Hamilton mayor ignores critics to fly the rainbow flag
A handful of people have already complained that the city is flying the rainbow flag from its top municipal building, but the mayor says he doesn’t regret it.
The city is flying the flag in light of the Sochi Winter Olympic Games, where Russia’s anti-gay rights stance has come into focus. On Monday morning, Hamilton joined other cities in flying the flag.
The flag went up at 9 a.m. Within an hour, the mayor’s office received a handful of disapproving calls, Mayor Bob Bratina said.
But he’s not worried about it, he said. The positive calls have outweighed the negative ones.
“I’ll review with security whatever emails come into the mayor’s office and what the level of anger may be,” he said.
Flying the rainbow flag caused a flap in Toronto, where embattled mayor Rob Ford demanded the rainbow banner come down from the city’s flag pole.

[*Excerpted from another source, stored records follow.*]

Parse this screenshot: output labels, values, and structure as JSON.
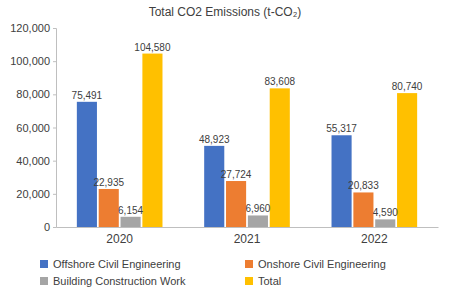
{
  "chart_data": {
    "type": "bar",
    "title": "Total CO2 Emissions (t-CO₂)",
    "categories": [
      "2020",
      "2021",
      "2022"
    ],
    "series": [
      {
        "name": "Offshore Civil Engineering",
        "color": "#4472c4",
        "values": [
          75491,
          48923,
          55317
        ],
        "value_labels": [
          "75,491",
          "48,923",
          "55,317"
        ]
      },
      {
        "name": "Onshore Civil Engineering",
        "color": "#ed7d31",
        "values": [
          22935,
          27724,
          20833
        ],
        "value_labels": [
          "22,935",
          "27,724",
          "20,833"
        ]
      },
      {
        "name": "Building Construction Work",
        "color": "#a5a5a5",
        "values": [
          6154,
          6960,
          4590
        ],
        "value_labels": [
          "6,154",
          "6,960",
          "4,590"
        ]
      },
      {
        "name": "Total",
        "color": "#ffc000",
        "values": [
          104580,
          83608,
          80740
        ],
        "value_labels": [
          "104,580",
          "83,608",
          "80,740"
        ]
      }
    ],
    "ylim": [
      0,
      120000
    ],
    "yticks": [
      0,
      {
        "value": 20000,
        "label": "20,000"
      },
      {
        "value": 40000,
        "label": "40,000"
      },
      {
        "value": 60000,
        "label": "60,000"
      },
      {
        "value": 80000,
        "label": "80,000"
      },
      {
        "value": 100000,
        "label": "100,000"
      },
      {
        "value": 120000,
        "label": "120,000"
      }
    ],
    "grid": false,
    "legend": "bottom",
    "data_labels": true
  }
}
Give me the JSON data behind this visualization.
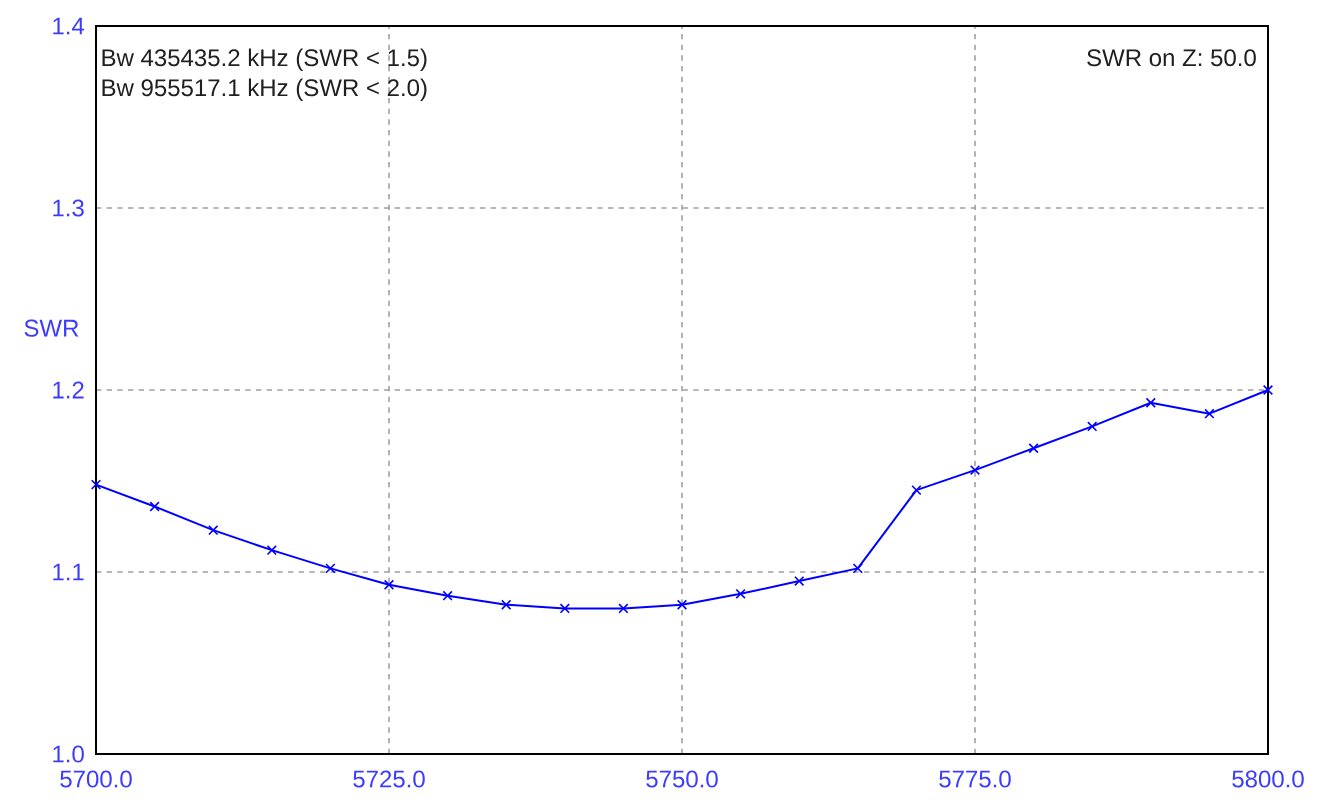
{
  "chart_data": {
    "type": "line",
    "ylabel": "SWR",
    "annotations": [
      "Bw 435435.2 kHz (SWR < 1.5)",
      "Bw 955517.1 kHz (SWR < 2.0)",
      "SWR on Z: 50.0"
    ],
    "x": [
      5700,
      5705,
      5710,
      5715,
      5720,
      5725,
      5730,
      5735,
      5740,
      5745,
      5750,
      5755,
      5760,
      5765,
      5770,
      5775,
      5780,
      5785,
      5790,
      5795,
      5800
    ],
    "values": [
      1.148,
      1.136,
      1.123,
      1.112,
      1.102,
      1.093,
      1.087,
      1.082,
      1.08,
      1.08,
      1.082,
      1.088,
      1.095,
      1.102,
      1.145,
      1.156,
      1.168,
      1.18,
      1.193,
      1.187,
      1.2
    ],
    "color": "#0000ff",
    "marker": "cross",
    "line_style": "solid",
    "grid": true,
    "xlim": [
      5700,
      5800
    ],
    "ylim": [
      1.0,
      1.4
    ],
    "xticks": [
      {
        "value": 5700,
        "label": "5700.0"
      },
      {
        "value": 5725,
        "label": "5725.0"
      },
      {
        "value": 5750,
        "label": "5750.0"
      },
      {
        "value": 5775,
        "label": "5775.0"
      },
      {
        "value": 5800,
        "label": "5800.0"
      }
    ],
    "yticks": [
      {
        "value": 1.0,
        "label": "1.0"
      },
      1.1,
      1.2,
      1.3,
      1.4
    ]
  }
}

“This is about Olympics,” he said.
“This is about being patriotic to your country. This is not about someone’s sexual preference.”
The mayor also put a Canadian flag in his office window in protest.

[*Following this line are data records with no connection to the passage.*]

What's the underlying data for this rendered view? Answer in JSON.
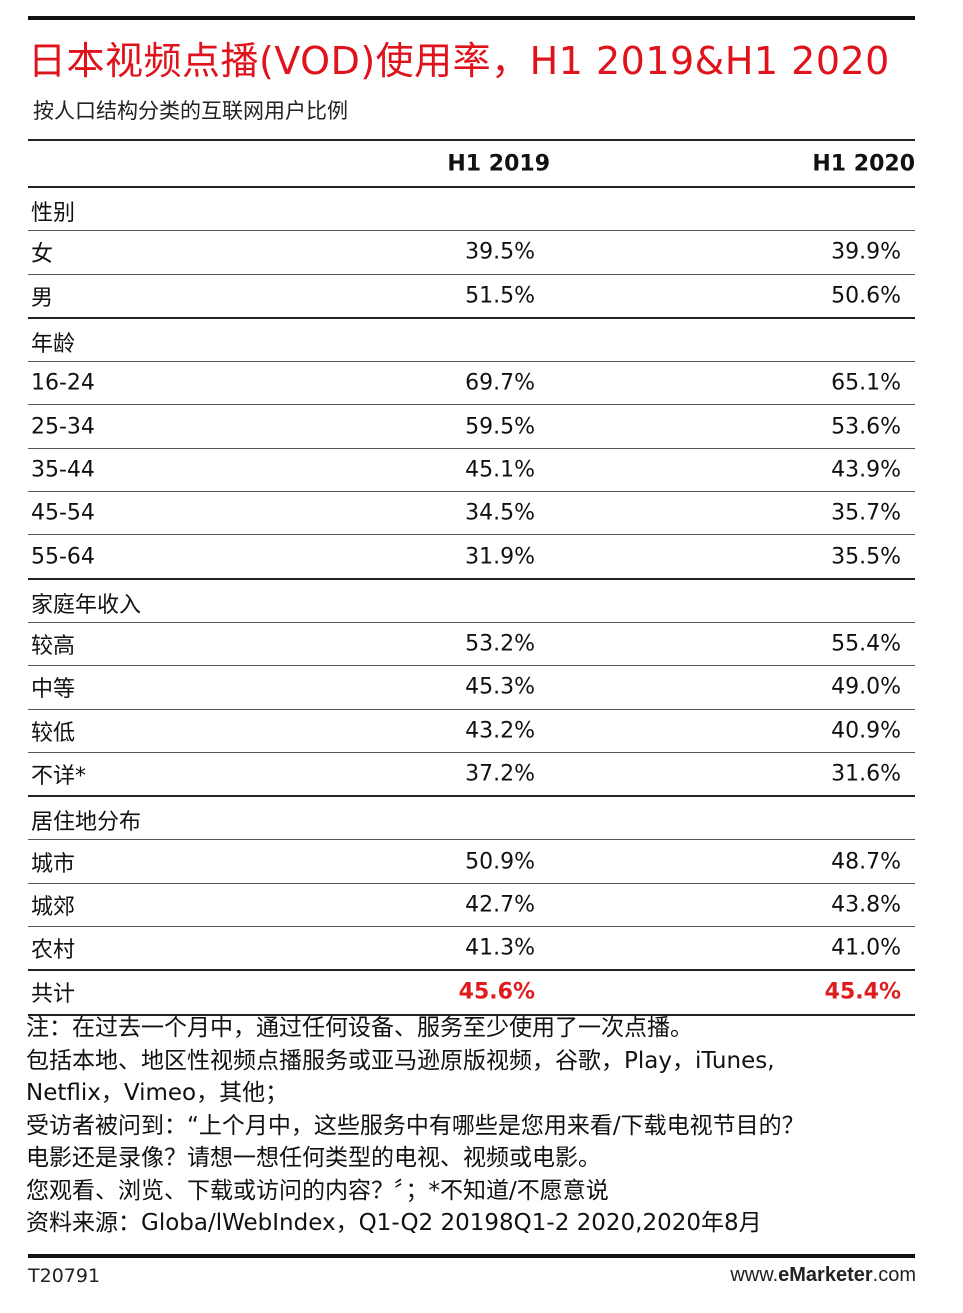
{
  "title": "日本视频点播(VOD)使用率，H1 2019&H1 2020",
  "subtitle": "按人口结构分类的互联网用户比例",
  "columns": [
    "H1 2019",
    "H1 2020"
  ],
  "colors": {
    "title": "#e0121b",
    "total": "#e01b1b",
    "rules": "#222222"
  },
  "rows": [
    {
      "label": "性别",
      "v1": "",
      "v2": ""
    },
    {
      "label": "女",
      "v1": "39.5%",
      "v2": "39.9%"
    },
    {
      "label": "男",
      "v1": "51.5%",
      "v2": "50.6%"
    },
    {
      "label": "年龄",
      "v1": "",
      "v2": ""
    },
    {
      "label": "16-24",
      "v1": "69.7%",
      "v2": "65.1%"
    },
    {
      "label": "25-34",
      "v1": "59.5%",
      "v2": "53.6%"
    },
    {
      "label": "35-44",
      "v1": "45.1%",
      "v2": "43.9%"
    },
    {
      "label": "45-54",
      "v1": "34.5%",
      "v2": "35.7%"
    },
    {
      "label": "55-64",
      "v1": "31.9%",
      "v2": "35.5%"
    },
    {
      "label": "家庭年收入",
      "v1": "",
      "v2": ""
    },
    {
      "label": "较高",
      "v1": "53.2%",
      "v2": "55.4%"
    },
    {
      "label": "中等",
      "v1": "45.3%",
      "v2": "49.0%"
    },
    {
      "label": "较低",
      "v1": "43.2%",
      "v2": "40.9%"
    },
    {
      "label": "不详*",
      "v1": "37.2%",
      "v2": "31.6%"
    },
    {
      "label": "居住地分布",
      "v1": "",
      "v2": ""
    },
    {
      "label": "城市",
      "v1": "50.9%",
      "v2": "48.7%"
    },
    {
      "label": "城郊",
      "v1": "42.7%",
      "v2": "43.8%"
    },
    {
      "label": "农村",
      "v1": "41.3%",
      "v2": "41.0%"
    },
    {
      "label": "共计",
      "v1": "45.6%",
      "v2": "45.4%"
    }
  ],
  "notes": [
    "注：在过去一个月中，通过任何设备、服务至少使用了一次点播。",
    "包括本地、地区性视频点播服务或亚马逊原版视频，谷歌，Play，iTunes,",
    "Netflix，Vimeo，其他；",
    "受访者被问到：“上个月中，这些服务中有哪些是您用来看/下载电视节目的？",
    "电影还是录像？请想一想任何类型的电视、视频或电影。",
    "您观看、浏览、下载或访问的内容？〞；*不知道/不愿意说",
    "资料来源：Globa/lWebIndex，Q1-Q2 20198Q1-2 2020,2020年8月"
  ],
  "footer": {
    "id": "T20791",
    "site_prefix": "www.",
    "site_brand": "eMarketer",
    "site_suffix": ".com"
  },
  "chart_data": {
    "type": "table",
    "title": "日本视频点播(VOD)使用率，H1 2019&H1 2020",
    "subtitle": "按人口结构分类的互联网用户比例",
    "columns": [
      "",
      "H1 2019",
      "H1 2020"
    ],
    "groups": [
      {
        "name": "性别",
        "rows": [
          [
            "女",
            "39.5%",
            "39.9%"
          ],
          [
            "男",
            "51.5%",
            "50.6%"
          ]
        ]
      },
      {
        "name": "年龄",
        "rows": [
          [
            "16-24",
            "69.7%",
            "65.1%"
          ],
          [
            "25-34",
            "59.5%",
            "53.6%"
          ],
          [
            "35-44",
            "45.1%",
            "43.9%"
          ],
          [
            "45-54",
            "34.5%",
            "35.7%"
          ],
          [
            "55-64",
            "31.9%",
            "35.5%"
          ]
        ]
      },
      {
        "name": "家庭年收入",
        "rows": [
          [
            "较高",
            "53.2%",
            "55.4%"
          ],
          [
            "中等",
            "45.3%",
            "49.0%"
          ],
          [
            "较低",
            "43.2%",
            "40.9%"
          ],
          [
            "不详*",
            "37.2%",
            "31.6%"
          ]
        ]
      },
      {
        "name": "居住地分布",
        "rows": [
          [
            "城市",
            "50.9%",
            "48.7%"
          ],
          [
            "城郊",
            "42.7%",
            "43.8%"
          ],
          [
            "农村",
            "41.3%",
            "41.0%"
          ]
        ]
      }
    ],
    "total": [
      "共计",
      "45.6%",
      "45.4%"
    ]
  }
}
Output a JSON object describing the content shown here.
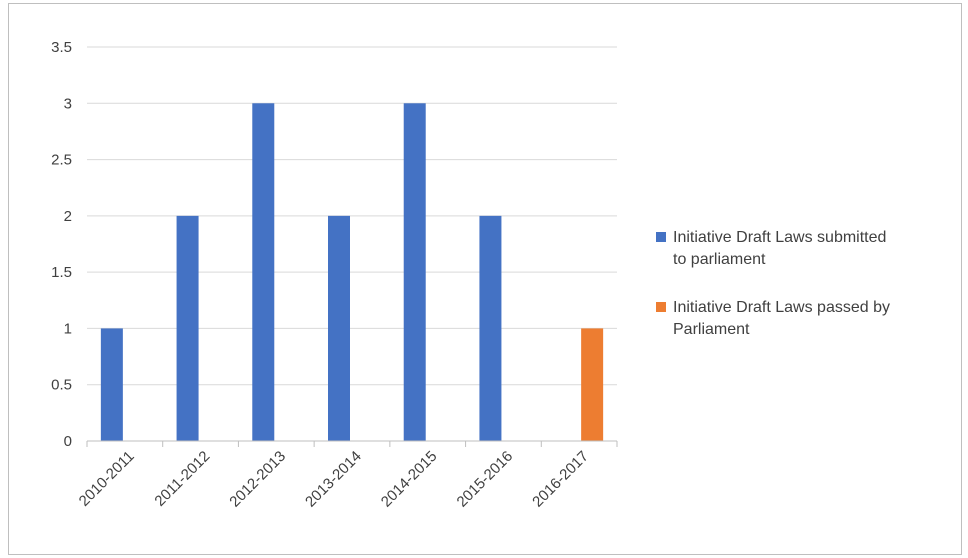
{
  "chart_data": {
    "type": "bar",
    "title": "",
    "xlabel": "",
    "ylabel": "",
    "categories": [
      "2010-2011",
      "2011-2012",
      "2012-2013",
      "2013-2014",
      "2014-2015",
      "2015-2016",
      "2016-2017"
    ],
    "series": [
      {
        "name": "Initiative Draft Laws submitted to parliament",
        "values": [
          1,
          2,
          3,
          2,
          3,
          2,
          0
        ],
        "color": "#4472c4"
      },
      {
        "name": "Initiative Draft Laws passed by Parliament",
        "values": [
          0,
          0,
          0,
          0,
          0,
          0,
          1
        ],
        "color": "#ed7d31"
      }
    ],
    "ylim": [
      0,
      3.5
    ],
    "yticks": [
      "0",
      "0.5",
      "1",
      "1.5",
      "2",
      "2.5",
      "3",
      "3.5"
    ],
    "grid": true,
    "legend_position": "right"
  }
}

Bratina has no such concerns. The Winter Olympic Games are a chance to highlight a human rights issue, he said.
“It’s a good opportunity to bring forward the issues in a broad context, not simply being angry at the Russians for what they’ve done lately,” he said.
“It’s a good opportunity for the City of Hamilton to show where we stand as a city in terms of equality for everyone.”

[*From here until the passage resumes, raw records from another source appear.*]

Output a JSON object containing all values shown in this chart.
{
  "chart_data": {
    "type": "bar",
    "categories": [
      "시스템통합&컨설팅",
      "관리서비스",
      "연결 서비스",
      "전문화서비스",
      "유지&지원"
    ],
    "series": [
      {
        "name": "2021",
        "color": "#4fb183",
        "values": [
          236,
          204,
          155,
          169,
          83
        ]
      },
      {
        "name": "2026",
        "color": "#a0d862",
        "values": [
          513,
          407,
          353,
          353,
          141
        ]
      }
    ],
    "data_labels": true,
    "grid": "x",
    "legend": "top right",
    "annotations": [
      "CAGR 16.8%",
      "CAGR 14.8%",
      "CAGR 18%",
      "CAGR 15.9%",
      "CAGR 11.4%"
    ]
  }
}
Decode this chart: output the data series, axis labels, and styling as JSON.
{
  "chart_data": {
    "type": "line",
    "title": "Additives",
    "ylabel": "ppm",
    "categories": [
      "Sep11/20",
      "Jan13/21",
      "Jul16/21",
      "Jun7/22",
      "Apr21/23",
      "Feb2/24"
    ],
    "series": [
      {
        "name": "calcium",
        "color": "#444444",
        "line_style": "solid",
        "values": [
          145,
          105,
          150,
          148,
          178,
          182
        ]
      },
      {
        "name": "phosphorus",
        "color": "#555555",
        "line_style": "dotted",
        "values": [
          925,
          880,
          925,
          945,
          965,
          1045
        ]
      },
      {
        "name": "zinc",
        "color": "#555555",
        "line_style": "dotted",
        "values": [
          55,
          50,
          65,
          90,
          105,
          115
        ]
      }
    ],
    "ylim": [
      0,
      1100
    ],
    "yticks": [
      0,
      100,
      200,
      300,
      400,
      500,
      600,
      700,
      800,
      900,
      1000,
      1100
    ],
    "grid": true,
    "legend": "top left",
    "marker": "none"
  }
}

Deirdre Pike, a social planner with Hamilton’s Social Planning and Research Council, met with the mayor at 9 a.m. for the flag raising. It was approved on Friday but ice prevented it from being installed.
Pike has heard complaints too, particularly about whether the rainbow flag is taking the place of the Canadian flag. It’s not, she said.
“Of course not,” she said. “Of course city hall is going to follow protocol and keep the Canadian flag the highest flag possible.”